Politico誌では、TikTokの世論誘導工作が失敗した背景について詳しく報道しています。

https://www.politico.com/news/2024/04/24/tiktok-china-lobbying-washington-00154232

・情報やデータのセキュリティの懸念についてTikTokやBytedance側は、疑問や懸念をはぐらかすばかりで、イメージ向上に多額の資金を注ぎ込んだ政治的なロビー活動や世論誘導工作をしていた。

・米国事業売却について、TikTokと親会社である中国のBytedance社が、同類の企業と比べても例を見ないような拒絶反応を示した。

・TikTokはアプリ内のプッシュ通知を利用し、米国内のユーザーに対し法案反対運動に協力するように要請。
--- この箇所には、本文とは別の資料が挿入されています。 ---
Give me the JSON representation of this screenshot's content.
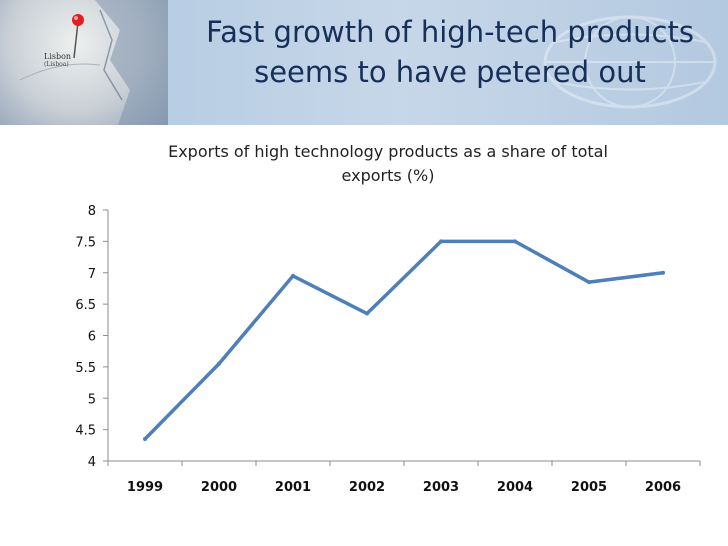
{
  "slide": {
    "title_line1": "Fast growth of high-tech products",
    "title_line2": "seems to have petered out",
    "map_label": "Lisbon",
    "map_sublabel": "(Lisboa)"
  },
  "colors": {
    "line": "#4f7fb8",
    "title": "#16305a"
  },
  "chart_data": {
    "type": "line",
    "title_line1": "Exports of high technology products as a share of total",
    "title_line2": "exports (%)",
    "categories": [
      "1999",
      "2000",
      "2001",
      "2002",
      "2003",
      "2004",
      "2005",
      "2006"
    ],
    "values": [
      4.35,
      5.55,
      6.95,
      6.35,
      7.5,
      7.5,
      6.85,
      7.0
    ],
    "ylim": [
      4,
      8
    ],
    "yticks": [
      "4",
      "4.5",
      "5",
      "5.5",
      "6",
      "6.5",
      "7",
      "7.5",
      "8"
    ],
    "grid": false,
    "legend": "none"
  }
}
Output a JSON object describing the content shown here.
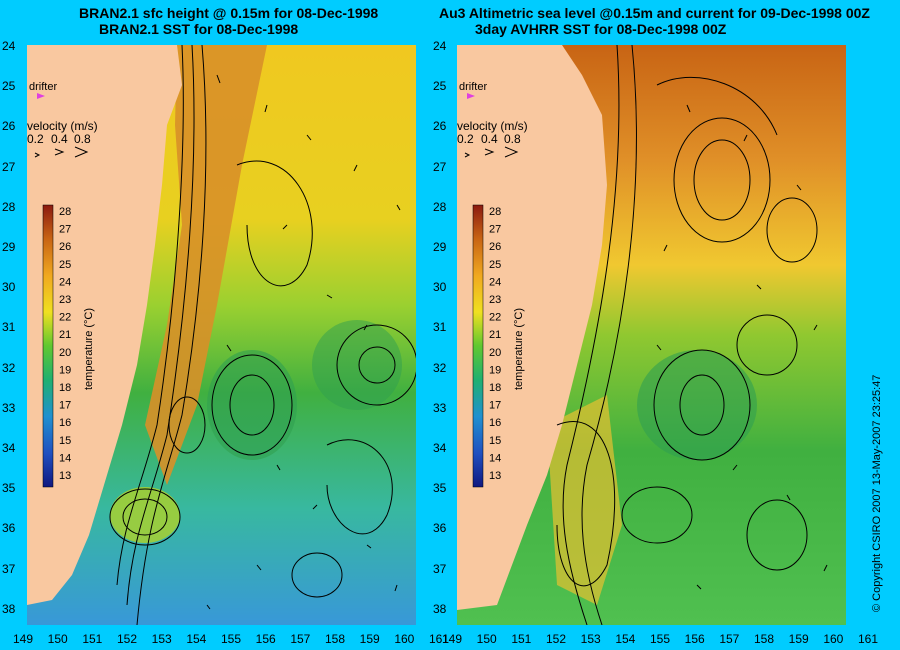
{
  "left": {
    "title_line1": "BRAN2.1 sfc height @ 0.15m for 08-Dec-1998",
    "title_line2": "BRAN2.1 SST for 08-Dec-1998"
  },
  "right": {
    "title_line1": "Au3 Altimetric sea level  @0.15m and current for 09-Dec-1998 00Z",
    "title_line2": "3day AVHRR SST for 08-Dec-1998 00Z"
  },
  "legend": {
    "drifter_label": "drifter",
    "velocity_label": "velocity (m/s)",
    "velocity_values": [
      "0.2",
      "0.4",
      "0.8"
    ],
    "colorbar_label": "temperature (°C)",
    "colorbar_values": [
      28,
      27,
      26,
      25,
      24,
      23,
      22,
      21,
      20,
      19,
      18,
      17,
      16,
      15,
      14,
      13
    ]
  },
  "axes": {
    "lat_labels": [
      "24",
      "25",
      "26",
      "27",
      "28",
      "29",
      "30",
      "31",
      "32",
      "33",
      "34",
      "35",
      "36",
      "37",
      "38"
    ],
    "lon_labels_left": [
      "149",
      "150",
      "151",
      "152",
      "153",
      "154",
      "155",
      "156",
      "157",
      "158",
      "159",
      "160",
      "161"
    ],
    "lon_labels_right": [
      "149",
      "150",
      "151",
      "152",
      "153",
      "154",
      "155",
      "156",
      "157",
      "158",
      "159",
      "160",
      "161"
    ]
  },
  "copyright": "© Copyright CSIRO 2007  13-May-2007 23:25:47",
  "colors": {
    "background": "#00ccff",
    "land": "#f9c8a0",
    "drifter": "#e040e0",
    "warm": "#c86414",
    "cool": "#2878c8"
  }
}
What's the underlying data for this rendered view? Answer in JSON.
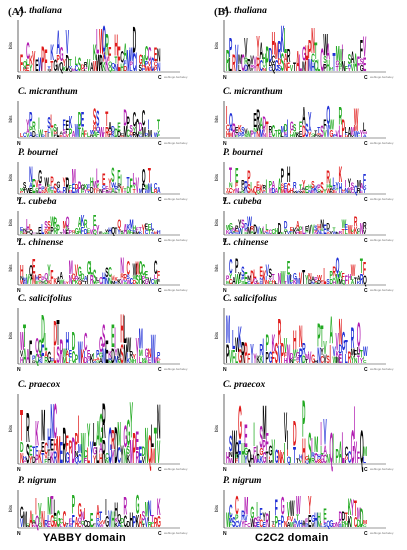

また情報セキュリティではなく、言論の自由の問題だとすり替えた。

・TikTokは法案反対運動の一環として、米国内のユーザーに対して、地元の議員及び米国議会に電話をするように促した。

・TikTokに促されて議員や議会に電話をかけた米国人TikTokユーザーの多くは、極めて感情的かつ攻撃的な口調や意見だった。また議員への脅迫や自害を示唆する内容も多数見られた。

・Bytedance及びTikTokが執拗な程に売却に拒絶反応を示し、ユーザーも巻き込んでの反対運動を繰り広げている事で、売却は中国共産党に不都合なのではないかという考えが広がり、情報セキュリティへの懸念がますます強まった。

・電話をかけてきたTikTokユーザーの多くは感情的で、脅迫や自害示唆などが多く見られたため、「若者にとっては悪影響があるアプリ」「主に情緒不安定な目立ちたがりの若者が依存しているアプリ」というイメージが更に強化された。

TikTokの情報セキュリティに関してはFBI関係者も懸念を示しており、米国を含む多くの国々ではセキュリティ上の懸念から政府・行政所有の端末にインストールする事が禁じられています。

それに加え、「真っ当な企業・SNSならここまでの拒絶反応は起きないし、ここまで売却反対のロビー活動はしない」「真っ当な企業・SNSなら、非常識なユーザー、過激なユーザー、情緒不安定なユーザーはこんなに目立たないのでは」というのも可決に拍車をかけたのではないでしょうか。